Set this to 1 to have the clickable link for a FIDO Authentication in the second step (privacyidea), in addition to the first step, which is enabled by default. In an offline scenario, the user can then enter username (+password), press enter and then will be offered to use the security, just like if an FIDO token had been triggered if the machine was online. If an online FIDO authentication has been triggered, this will obviously have no effect. If this setting has an effect, the link in the second step will use the same text as the online one would, so it looks the same to the user.

webauthn_offline_preferred

Set this to 1 to go directly to security key mode if webauthn_offline_second_step was used. Analog to webauthn_preferred, but dedicated for offline authentications.

webauthn_offline_hide_fist_step

Set this to 1 to hide the offline FIDO link in the first step.

Offline Token

HOTP and FIDO (WebAuthn and Passkey) token can be configured to be usable without a connection to privacyIDEA. On the detail page of the token in privacyIDEA, select Application => Offline at the bottom.
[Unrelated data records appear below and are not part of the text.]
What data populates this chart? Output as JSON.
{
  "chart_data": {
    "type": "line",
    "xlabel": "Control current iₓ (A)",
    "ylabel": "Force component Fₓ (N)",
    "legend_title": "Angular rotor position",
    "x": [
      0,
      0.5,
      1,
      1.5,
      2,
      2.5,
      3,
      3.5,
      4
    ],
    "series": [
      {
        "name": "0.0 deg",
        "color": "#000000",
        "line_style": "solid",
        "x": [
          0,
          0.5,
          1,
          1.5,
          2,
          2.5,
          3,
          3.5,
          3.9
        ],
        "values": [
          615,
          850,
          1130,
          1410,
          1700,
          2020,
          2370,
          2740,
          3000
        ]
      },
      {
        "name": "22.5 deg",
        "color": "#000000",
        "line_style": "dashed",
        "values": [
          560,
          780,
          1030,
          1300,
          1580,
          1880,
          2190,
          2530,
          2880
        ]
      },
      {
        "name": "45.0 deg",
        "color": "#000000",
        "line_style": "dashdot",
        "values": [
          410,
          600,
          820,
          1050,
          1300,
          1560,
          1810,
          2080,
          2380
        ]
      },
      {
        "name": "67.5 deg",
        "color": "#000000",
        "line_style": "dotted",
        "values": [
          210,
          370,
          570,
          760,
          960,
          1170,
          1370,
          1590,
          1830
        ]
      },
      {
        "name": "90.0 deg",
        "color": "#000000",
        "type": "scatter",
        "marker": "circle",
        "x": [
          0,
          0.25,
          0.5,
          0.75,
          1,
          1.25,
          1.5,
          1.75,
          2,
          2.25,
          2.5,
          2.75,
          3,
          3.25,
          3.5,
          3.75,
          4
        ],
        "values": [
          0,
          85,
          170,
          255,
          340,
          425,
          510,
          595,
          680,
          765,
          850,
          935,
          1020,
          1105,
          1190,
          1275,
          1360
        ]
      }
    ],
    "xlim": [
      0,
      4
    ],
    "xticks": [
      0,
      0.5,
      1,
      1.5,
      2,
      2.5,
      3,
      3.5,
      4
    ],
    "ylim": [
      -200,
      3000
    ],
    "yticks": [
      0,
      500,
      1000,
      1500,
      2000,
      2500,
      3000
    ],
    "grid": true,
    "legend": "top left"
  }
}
Now the token has to be used online once with the Credential Provider, to get the configured amount of OTPs in advance. The use of HOTP offline is not recommended any more, because the token will become unusable for online authentication or any other machine other than the one that has the offline values. FIDO token do not have this restriction and can be used for online and offline authentications simultaneously. The offline data of a FIDO token can also be on multiple devices.

The following settings can be useful with offline token:

offline_file

Specify the absolute path to where the offline file should be saved. The default is C:\offlineFile.json.

Note

Either txt or json file type is recommended. The data that is saved is in json format.

offline_try_window

Specify how many offline values shall be compared to the input at max. Default is 10. A value of 0 equals the default.

offline_threshold

Specify the number of remaining OTP values below which a refill should be attempted. Refilling is done online and therefore requires a connection to the server. If the machine is really offline and refill is attempted, this will cause a timeout and thus slow down the login. By default, refill is attempted after every successful offline authentication. However, if 100 offline values are available, it is not neccessary to try refilling after every authentication.

offline_show_info

Set this to 1 to show information about available offline token for the current user. This will trigger as soon as the input from the username field matches a user for which offline token are available.

Realms

Realms are implemented by mapping Windows domains to privacyIDEA realms. When a matching mapping exists, the &realm=… parameter is added to the request.

default_realm

Specify a default realm. If set, it is appended to every request that has no other matching mapping.

The mapping is done in the sub key realm-mapping (=> HKEY_LOCAL_MACHINE\SOFTWARE\Netknights GmbH\PrivacyIDEA-CP\realm-mapping). Here you can specify the Windows domains as the names and the privacyIDEA realms as data of REG_SZ entries.

Logging

debug_log

Set to 1 if you want the privacyIDEA Credential Provider to write a detailed log file, which is helpful when reporting bugs. The log file is located at C:\PICredentialProviderLog.txt. If this setting is disabled, actual errors are still written to the log file.

log_sensitive

In some cases it can be useful to log sensitive data (e.g. passwords) to find the cause of a problem. By default, sensitive data is not logged. Instead it is only logged if the password contains a value. To log sensitive data aswell, create a new registry key of type REG_SZ with the name log_sensitive and a value of 1. This can be deleted after creating a log file.